Actually, you explicitly _don't_ want this. That's what hypermedia APIs are trying to remove.

We're replying to each other in separate comment threads :-), but this input form is still coupling--you can't add/remove/change the access_tokens/fields without clients breaking. Humans can handle that. Software can't.

That's why I think hypermedia makes all sorts of sense for explaining why the www is awesome--it change deal, users will adapt. But IMO it falls flat as some new paradigm for building client/server systems.

> Actually, you explicitly _don't_ want this. That's what hypermedia APIs are trying to remove.

Hm? I am skeptical...any links/explanations?

Haha! Ping-pong!

> But IMO it falls flat as some new paradigm for building client/server systems.
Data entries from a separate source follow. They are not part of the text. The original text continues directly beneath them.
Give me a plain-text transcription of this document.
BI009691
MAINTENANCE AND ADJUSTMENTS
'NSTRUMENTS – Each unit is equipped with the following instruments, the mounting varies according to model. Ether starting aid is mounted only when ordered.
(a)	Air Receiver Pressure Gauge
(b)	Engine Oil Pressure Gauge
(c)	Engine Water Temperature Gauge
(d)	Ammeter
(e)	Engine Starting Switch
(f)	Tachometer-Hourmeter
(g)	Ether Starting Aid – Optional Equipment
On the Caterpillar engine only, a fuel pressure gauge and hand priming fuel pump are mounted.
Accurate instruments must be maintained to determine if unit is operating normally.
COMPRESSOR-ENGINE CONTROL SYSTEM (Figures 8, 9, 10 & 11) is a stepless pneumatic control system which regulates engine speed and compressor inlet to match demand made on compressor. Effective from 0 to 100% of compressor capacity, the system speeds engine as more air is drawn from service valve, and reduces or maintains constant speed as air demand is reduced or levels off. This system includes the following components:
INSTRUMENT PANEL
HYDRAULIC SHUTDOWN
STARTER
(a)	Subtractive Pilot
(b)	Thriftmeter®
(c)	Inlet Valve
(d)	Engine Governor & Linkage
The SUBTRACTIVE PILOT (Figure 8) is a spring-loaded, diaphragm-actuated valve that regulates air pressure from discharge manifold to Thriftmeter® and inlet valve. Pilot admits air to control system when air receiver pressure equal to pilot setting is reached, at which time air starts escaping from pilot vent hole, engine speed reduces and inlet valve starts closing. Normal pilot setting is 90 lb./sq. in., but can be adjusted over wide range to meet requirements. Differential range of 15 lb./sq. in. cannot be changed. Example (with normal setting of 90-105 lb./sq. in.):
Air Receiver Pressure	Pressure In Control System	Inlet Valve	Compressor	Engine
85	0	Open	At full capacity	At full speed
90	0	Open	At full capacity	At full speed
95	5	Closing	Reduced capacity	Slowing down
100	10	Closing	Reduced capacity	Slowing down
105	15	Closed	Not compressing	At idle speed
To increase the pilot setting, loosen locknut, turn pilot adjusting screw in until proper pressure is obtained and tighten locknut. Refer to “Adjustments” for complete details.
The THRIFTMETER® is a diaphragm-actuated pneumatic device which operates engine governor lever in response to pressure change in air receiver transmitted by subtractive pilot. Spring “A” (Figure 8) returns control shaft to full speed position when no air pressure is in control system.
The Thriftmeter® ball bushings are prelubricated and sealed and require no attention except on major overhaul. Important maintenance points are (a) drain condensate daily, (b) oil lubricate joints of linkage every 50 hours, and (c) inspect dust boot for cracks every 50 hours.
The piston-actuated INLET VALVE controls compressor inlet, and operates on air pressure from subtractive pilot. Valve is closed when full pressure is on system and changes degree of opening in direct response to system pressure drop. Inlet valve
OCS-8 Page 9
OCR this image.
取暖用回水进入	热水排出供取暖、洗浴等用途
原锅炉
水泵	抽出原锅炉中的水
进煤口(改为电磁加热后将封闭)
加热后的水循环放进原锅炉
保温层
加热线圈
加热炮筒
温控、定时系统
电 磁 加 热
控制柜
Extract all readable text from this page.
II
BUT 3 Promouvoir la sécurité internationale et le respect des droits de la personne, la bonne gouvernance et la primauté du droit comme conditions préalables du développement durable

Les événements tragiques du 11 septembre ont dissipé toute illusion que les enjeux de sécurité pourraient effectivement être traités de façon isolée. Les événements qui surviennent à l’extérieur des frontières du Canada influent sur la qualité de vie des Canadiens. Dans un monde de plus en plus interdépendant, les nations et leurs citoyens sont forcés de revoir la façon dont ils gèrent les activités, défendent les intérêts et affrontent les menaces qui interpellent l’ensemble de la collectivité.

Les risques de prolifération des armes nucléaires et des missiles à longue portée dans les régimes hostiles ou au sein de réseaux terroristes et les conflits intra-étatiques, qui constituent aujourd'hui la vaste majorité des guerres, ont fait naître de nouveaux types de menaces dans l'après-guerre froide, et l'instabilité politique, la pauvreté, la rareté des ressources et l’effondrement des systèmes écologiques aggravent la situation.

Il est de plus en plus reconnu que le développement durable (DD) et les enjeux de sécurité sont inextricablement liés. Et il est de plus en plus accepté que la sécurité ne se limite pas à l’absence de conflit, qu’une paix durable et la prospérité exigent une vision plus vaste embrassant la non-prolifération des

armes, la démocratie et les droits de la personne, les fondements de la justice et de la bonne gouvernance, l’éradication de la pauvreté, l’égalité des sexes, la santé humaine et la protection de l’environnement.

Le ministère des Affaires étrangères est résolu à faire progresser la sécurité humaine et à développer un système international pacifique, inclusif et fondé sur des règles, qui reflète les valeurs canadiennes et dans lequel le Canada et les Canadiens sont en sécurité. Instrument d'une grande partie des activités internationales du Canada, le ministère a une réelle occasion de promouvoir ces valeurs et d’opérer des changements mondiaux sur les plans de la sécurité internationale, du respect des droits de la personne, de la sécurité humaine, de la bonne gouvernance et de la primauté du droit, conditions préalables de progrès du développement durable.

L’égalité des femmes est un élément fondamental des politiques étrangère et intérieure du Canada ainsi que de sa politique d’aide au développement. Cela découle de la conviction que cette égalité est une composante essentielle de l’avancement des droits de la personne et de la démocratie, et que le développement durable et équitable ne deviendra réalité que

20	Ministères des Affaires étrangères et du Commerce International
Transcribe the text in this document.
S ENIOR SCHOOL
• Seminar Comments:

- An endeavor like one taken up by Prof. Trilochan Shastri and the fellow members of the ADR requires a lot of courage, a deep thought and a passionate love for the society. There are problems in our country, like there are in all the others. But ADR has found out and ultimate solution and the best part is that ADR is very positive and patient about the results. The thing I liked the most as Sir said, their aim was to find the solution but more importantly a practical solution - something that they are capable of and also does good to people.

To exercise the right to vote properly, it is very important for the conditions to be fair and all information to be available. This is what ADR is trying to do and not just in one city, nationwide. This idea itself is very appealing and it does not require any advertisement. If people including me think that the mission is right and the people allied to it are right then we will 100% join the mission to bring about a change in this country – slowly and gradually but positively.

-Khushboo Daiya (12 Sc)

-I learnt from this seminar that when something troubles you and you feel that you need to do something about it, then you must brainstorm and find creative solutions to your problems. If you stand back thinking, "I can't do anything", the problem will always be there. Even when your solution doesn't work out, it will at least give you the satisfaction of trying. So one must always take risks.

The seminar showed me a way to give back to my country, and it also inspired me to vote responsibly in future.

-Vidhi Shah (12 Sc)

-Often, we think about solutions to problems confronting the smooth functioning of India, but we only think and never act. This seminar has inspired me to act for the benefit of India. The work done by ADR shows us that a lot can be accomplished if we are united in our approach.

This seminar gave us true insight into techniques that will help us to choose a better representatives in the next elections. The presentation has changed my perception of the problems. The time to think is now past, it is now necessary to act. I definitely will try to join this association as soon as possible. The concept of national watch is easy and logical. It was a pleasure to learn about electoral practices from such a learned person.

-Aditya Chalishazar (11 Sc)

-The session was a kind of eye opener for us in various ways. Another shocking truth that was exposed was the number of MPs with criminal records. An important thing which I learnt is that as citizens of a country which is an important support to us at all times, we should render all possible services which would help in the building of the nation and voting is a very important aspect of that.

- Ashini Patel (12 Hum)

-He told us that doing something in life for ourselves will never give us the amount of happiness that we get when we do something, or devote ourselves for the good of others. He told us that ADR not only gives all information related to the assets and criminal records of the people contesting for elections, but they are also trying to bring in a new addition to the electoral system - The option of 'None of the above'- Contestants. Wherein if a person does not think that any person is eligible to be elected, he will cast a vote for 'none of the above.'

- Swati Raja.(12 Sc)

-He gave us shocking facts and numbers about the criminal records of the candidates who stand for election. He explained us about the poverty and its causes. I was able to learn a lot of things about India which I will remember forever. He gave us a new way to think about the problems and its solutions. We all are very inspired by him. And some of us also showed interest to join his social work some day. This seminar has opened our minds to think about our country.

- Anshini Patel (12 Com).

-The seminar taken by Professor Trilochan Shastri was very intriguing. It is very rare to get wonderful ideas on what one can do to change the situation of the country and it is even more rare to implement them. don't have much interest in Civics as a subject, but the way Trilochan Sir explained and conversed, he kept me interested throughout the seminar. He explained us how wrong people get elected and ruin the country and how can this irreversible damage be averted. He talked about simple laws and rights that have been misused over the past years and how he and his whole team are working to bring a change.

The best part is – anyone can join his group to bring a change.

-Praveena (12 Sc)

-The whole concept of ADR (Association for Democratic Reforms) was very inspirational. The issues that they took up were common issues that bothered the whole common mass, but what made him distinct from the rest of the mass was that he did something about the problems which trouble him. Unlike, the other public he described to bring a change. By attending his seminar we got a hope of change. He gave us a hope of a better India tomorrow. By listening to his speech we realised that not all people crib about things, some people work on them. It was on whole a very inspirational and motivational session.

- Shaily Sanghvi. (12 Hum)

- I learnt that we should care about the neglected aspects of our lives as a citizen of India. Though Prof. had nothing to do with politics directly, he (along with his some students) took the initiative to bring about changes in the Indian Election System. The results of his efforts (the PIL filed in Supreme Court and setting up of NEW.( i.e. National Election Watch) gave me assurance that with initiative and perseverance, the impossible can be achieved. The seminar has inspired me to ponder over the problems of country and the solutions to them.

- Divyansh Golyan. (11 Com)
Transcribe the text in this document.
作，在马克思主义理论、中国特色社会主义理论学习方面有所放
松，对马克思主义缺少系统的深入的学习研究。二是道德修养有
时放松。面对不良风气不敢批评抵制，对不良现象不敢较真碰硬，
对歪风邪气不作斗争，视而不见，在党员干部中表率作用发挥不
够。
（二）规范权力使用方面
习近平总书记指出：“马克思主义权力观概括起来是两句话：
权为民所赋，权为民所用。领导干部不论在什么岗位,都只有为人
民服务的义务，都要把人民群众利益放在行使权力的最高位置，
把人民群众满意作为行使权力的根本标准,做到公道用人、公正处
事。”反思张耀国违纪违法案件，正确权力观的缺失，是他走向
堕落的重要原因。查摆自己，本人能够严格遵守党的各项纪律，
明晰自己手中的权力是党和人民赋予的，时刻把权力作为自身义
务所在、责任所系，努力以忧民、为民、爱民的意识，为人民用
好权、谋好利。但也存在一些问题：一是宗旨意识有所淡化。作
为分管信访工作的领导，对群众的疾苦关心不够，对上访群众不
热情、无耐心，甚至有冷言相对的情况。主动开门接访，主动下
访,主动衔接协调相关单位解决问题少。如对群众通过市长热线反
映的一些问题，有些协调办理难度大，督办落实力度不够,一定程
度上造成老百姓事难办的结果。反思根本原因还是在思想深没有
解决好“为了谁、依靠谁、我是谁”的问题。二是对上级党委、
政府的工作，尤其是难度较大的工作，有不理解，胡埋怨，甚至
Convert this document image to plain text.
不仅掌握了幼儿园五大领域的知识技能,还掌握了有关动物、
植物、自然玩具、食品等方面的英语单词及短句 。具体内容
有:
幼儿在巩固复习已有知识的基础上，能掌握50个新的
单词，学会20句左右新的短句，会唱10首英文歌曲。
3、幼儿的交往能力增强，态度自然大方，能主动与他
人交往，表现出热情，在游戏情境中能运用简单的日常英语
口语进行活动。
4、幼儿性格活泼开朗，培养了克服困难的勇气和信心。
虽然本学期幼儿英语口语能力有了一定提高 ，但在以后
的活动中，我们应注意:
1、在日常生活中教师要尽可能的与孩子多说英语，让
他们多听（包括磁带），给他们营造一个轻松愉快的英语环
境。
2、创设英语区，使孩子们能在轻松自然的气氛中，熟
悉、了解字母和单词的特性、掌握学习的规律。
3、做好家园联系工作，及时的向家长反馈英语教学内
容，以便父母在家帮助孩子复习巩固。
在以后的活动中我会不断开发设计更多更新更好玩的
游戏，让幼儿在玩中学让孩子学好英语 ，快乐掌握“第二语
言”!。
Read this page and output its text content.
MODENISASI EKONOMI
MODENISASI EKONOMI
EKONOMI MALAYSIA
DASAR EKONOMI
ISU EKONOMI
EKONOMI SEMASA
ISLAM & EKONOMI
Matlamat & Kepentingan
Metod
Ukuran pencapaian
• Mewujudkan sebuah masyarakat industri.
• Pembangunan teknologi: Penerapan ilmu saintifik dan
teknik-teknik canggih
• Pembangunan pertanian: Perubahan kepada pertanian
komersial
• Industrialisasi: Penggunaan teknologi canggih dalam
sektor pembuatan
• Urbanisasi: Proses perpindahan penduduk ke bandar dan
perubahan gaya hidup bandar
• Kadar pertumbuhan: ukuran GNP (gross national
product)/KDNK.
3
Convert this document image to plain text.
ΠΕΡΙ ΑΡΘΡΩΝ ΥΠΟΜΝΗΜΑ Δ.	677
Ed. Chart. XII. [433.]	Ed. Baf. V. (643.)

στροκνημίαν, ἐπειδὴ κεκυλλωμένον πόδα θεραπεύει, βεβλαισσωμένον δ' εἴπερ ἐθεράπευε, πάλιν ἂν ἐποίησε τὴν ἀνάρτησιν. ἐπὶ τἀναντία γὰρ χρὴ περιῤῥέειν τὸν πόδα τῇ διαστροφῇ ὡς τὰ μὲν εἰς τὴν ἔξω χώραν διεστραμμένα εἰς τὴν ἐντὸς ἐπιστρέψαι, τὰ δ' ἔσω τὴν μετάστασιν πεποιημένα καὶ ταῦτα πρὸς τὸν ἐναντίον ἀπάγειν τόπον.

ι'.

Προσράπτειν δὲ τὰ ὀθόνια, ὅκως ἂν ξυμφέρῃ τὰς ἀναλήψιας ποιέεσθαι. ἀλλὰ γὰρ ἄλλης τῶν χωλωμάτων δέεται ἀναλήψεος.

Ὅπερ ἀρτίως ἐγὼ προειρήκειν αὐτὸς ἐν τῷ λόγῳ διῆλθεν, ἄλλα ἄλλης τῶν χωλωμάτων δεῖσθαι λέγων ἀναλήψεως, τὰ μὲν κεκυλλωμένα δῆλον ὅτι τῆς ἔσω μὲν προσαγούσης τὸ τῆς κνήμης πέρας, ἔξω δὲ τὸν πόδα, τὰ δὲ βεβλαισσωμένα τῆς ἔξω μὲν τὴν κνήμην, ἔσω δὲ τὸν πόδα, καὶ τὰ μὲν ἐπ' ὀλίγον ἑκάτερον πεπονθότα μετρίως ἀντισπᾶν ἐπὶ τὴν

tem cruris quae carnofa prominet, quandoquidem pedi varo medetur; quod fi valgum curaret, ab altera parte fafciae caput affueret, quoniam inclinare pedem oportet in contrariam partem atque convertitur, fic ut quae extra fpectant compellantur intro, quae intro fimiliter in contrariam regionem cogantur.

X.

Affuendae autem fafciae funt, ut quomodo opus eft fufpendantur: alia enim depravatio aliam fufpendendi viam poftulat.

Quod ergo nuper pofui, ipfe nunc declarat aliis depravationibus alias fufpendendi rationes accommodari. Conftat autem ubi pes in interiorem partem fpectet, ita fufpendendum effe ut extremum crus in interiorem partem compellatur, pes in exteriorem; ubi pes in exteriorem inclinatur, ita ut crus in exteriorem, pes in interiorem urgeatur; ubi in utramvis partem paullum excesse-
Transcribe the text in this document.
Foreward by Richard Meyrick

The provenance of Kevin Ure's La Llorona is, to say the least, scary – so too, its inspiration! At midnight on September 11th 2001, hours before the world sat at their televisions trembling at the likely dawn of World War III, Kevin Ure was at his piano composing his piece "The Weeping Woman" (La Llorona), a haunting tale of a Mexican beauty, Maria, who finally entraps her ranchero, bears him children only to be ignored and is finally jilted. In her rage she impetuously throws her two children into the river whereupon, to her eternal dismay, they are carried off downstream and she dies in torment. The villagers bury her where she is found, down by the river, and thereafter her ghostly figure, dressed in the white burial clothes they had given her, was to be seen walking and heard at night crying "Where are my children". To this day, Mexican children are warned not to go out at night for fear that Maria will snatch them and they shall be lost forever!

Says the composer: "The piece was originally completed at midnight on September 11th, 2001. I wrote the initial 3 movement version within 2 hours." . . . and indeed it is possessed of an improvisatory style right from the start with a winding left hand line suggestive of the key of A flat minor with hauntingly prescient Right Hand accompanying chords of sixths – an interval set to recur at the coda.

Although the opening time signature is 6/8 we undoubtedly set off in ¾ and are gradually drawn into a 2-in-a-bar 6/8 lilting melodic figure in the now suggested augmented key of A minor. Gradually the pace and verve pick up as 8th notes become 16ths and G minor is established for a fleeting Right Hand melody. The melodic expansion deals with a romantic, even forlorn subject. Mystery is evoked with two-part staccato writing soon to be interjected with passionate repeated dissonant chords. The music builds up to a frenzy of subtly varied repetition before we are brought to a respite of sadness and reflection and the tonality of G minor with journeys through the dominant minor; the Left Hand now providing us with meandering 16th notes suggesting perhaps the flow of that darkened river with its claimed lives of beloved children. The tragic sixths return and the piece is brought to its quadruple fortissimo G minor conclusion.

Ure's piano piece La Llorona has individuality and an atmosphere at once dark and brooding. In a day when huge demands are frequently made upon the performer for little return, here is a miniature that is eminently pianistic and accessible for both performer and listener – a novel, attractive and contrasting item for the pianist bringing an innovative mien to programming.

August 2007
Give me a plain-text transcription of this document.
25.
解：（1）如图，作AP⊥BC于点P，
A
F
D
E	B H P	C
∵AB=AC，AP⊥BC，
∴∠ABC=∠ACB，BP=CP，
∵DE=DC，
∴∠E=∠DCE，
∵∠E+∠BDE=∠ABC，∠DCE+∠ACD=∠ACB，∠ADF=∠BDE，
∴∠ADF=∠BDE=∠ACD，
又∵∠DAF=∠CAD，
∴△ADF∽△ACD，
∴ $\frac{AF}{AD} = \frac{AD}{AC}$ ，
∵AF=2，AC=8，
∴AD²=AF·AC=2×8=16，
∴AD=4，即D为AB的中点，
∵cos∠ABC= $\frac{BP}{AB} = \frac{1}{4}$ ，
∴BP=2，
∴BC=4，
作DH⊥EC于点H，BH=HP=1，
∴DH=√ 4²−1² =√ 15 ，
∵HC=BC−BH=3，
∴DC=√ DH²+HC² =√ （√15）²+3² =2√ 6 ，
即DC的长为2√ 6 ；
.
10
I know of one company which you've absolutely heard of who has a 30-person team building a hypermedia API. They haven't talked about it publicly because they see it as a strategic advantage.

This year will be the year of code and examples; last time I was in San Fransisco, 5 different startups came up to me and told me that hypermedia is solving their problems. Expect to see more of this going on soon.

> Hm? I am skeptical...any links/explanations?

Mike Amundsen's "Building Hypermedia APIs in HTML5 and Node" has a pretty big section on this, and my book has a section entitled "APIs should expose workflows."

I previously commented more about it here: http://news.ycombinator.com/item?id=4951477

RPC APIs expose functions, SOAP/"REST" APIs expose objects, hypermedia APIs expose processes.